Importing external vulnerability data can be slow and buggy. If you have very large Nessus NBE files, it can take a long time to import these files. I have had the console crash with large amounts of data being imported. That being said, the console is sometimes unstable. This was a big problem in version 6, however, version 7 is much more stable. When the console crashes, it causes all of your agents to disconnect. Do you know Python? If so, great! If not, you should if you want to tear apart existing exploits or create your own.

CORE IMPACT won’t tell you everything able to be exploited on a host! CORE IMPACT is designed to quickly exploit and get you root or admin access on a host! If there are other ways in or other misconfiguration, the product will probably miss those. Hence, the reason you still need to do manual penetration testing of your network and need to have a detailed vulnerability scan competed as part of each assessment.

Finally, CORE IMPACT is expensive! If you work for a small company you may not be able to afford it! However, if you think about how much a third-party penetration test would cost your company per year, you could easily justify this cost to do this on your own.

Conclusion
CORE IMPACT is a fantastic product. If you need to quickly conduct a penetration test to assess your environment CORE IMPACT will efficiently and safely do the job for you. However, CORE IMPACT is expensive so you may have a hard time justifying the cost to your company. If cost is an issue, Metasploit 3 or another open source product may be a better option.

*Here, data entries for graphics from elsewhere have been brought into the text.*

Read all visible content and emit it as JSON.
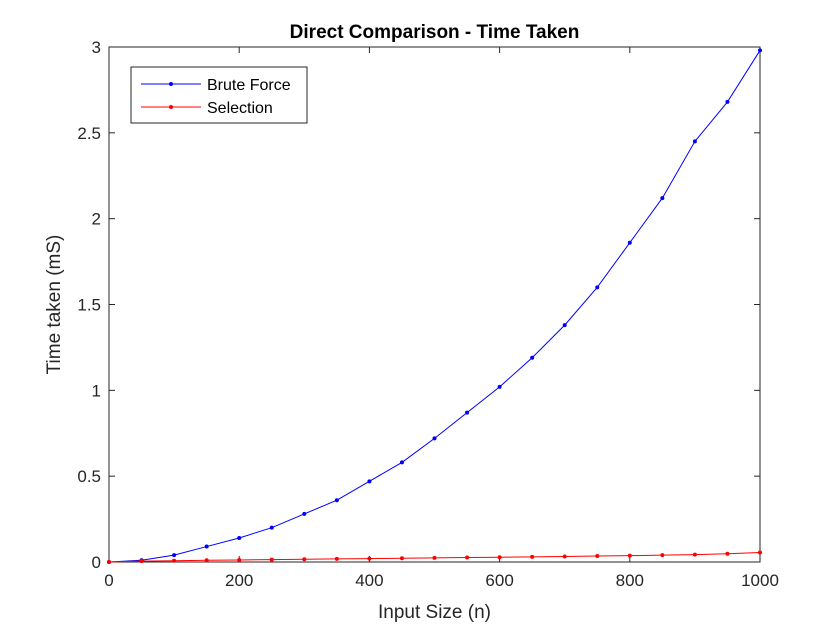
{
  "chart_data": {
    "type": "line",
    "title": "Direct Comparison - Time Taken",
    "xlabel": "Input Size (n)",
    "ylabel": "Time taken (mS)",
    "xlim": [
      0,
      1000
    ],
    "ylim": [
      0,
      3
    ],
    "xticks": [
      0,
      200,
      400,
      600,
      800,
      1000
    ],
    "yticks": [
      0,
      0.5,
      1,
      1.5,
      2,
      2.5,
      3
    ],
    "xtick_labels": [
      "0",
      "200",
      "400",
      "600",
      "800",
      "1000"
    ],
    "ytick_labels": [
      "0",
      "0.5",
      "1",
      "1.5",
      "2",
      "2.5",
      "3"
    ],
    "grid": false,
    "legend_position": "top-left",
    "x": [
      0,
      50,
      100,
      150,
      200,
      250,
      300,
      350,
      400,
      450,
      500,
      550,
      600,
      650,
      700,
      750,
      800,
      850,
      900,
      950,
      1000
    ],
    "series": [
      {
        "name": "Brute Force",
        "color": "#0000ff",
        "marker": "dot",
        "values": [
          0.0,
          0.01,
          0.04,
          0.09,
          0.14,
          0.2,
          0.28,
          0.36,
          0.47,
          0.58,
          0.72,
          0.87,
          1.02,
          1.19,
          1.38,
          1.6,
          1.86,
          2.12,
          2.45,
          2.68,
          2.98
        ]
      },
      {
        "name": "Selection",
        "color": "#ff0000",
        "marker": "dot",
        "values": [
          0.0,
          0.005,
          0.007,
          0.01,
          0.012,
          0.014,
          0.016,
          0.018,
          0.02,
          0.022,
          0.024,
          0.026,
          0.028,
          0.03,
          0.032,
          0.035,
          0.037,
          0.04,
          0.043,
          0.048,
          0.055
        ]
      }
    ]
  }
}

2 thoughts on “Automated Penetration Testing with CORE IMPACT”

  1. you forgot about SAINT.

    I personally have had little luck on "real" networks using Core, Canvas or SAINT. By real i mean networks that aren’t vuln to DCOM and are actually patching and hardening. not saying anything bad about any of the products, just something to keep in mind when its time to put those tools to test in a real environment. If you have had success i’d be interested to hear/read about it.

    -CG

  2. Good call on SAINT. I always thought that SAINT was just a vulnerability scanner like Nessus but I do see that they have a penetration testing tool called "SAINTexploit" integrated in the product. I would be interested in hearing how this product differs from CORE or Canvas.

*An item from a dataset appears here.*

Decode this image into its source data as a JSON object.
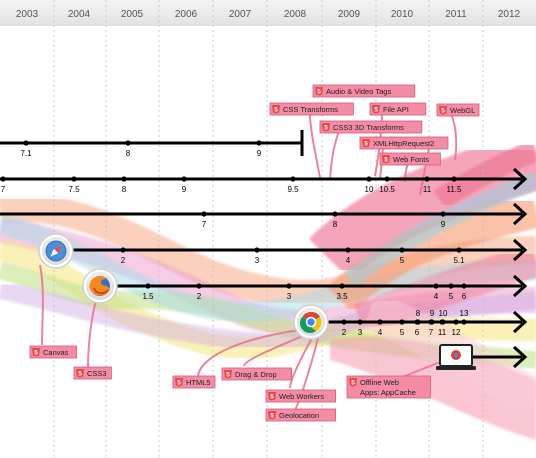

    You are right, CORE doesn’t do well with patched and hardened hosts. However, I have found that the client side exploits are really the best part of the product. Just having the ability to email "fake" phishing emails or SPAM to users and exploit the local system pays for itself. Sure, you can do this on your own without CORE but having everything integrated into a single product speeds things up. I have successfully used CORE to test the "human element" and it does this very well.